Une automatisation basée sur l’exploitation
Mais la majeure partie des annotations reste effectuée par des « travailleurs du clic », embauchés par diverses plateformes comme Mechanical Turk1 créée par Amazon en 2005. Les entreprises clientes envoient des tâches répétitives à réaliser (comme entourer des panneaux « stop » sur des images) et la plateforme recrute des travailleurs payés quelques centimes pour chaque micro-tâche effectuée.
Ce secteur florissant compte désormais de nombreuses entreprises, pour la plupart basées en Europe ou aux États-Unis et recrutant aux Philippines, au Kenya ou à Madagascar, pays où elles peuvent embaucher à moindre coût une main d’œuvre diplômée (qui ne trouve pas d’autre travail) pour garantir une bonne qualité d’annotation. Pour maximiser les profits, la rémunération est alignée sur le salaire minimum de chaque pays.
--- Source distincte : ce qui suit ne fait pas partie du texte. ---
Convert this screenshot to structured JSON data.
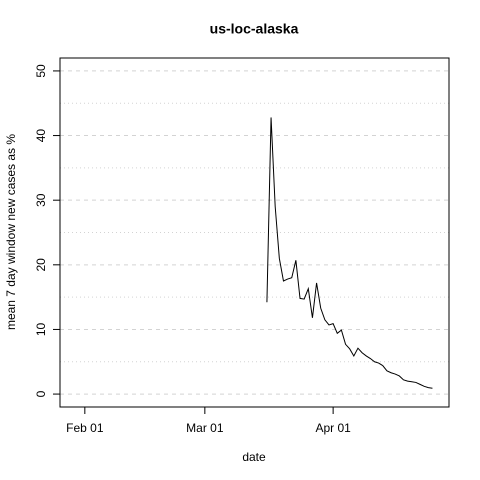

Une heure d’annotation est facturée environ dix fois plus qu’elle n’est payée aux salariés, qui travaillent jusqu’à douze heures par jour et ont l’impression d’être « des robots qui entraînent des robots »2.
Et pourtant ! Même dans ce secteur particulièrement précarisé, les travailleurs de Mechanical Turk ont su créer des liens de solidarité via les réseaux sociaux, pour s’organiser et résister à la pression à la baisse sur la rémunération. Et ce malgré la répression d’Amazon, qui supprime les comptes de ceux qui contestent trop bruyamment.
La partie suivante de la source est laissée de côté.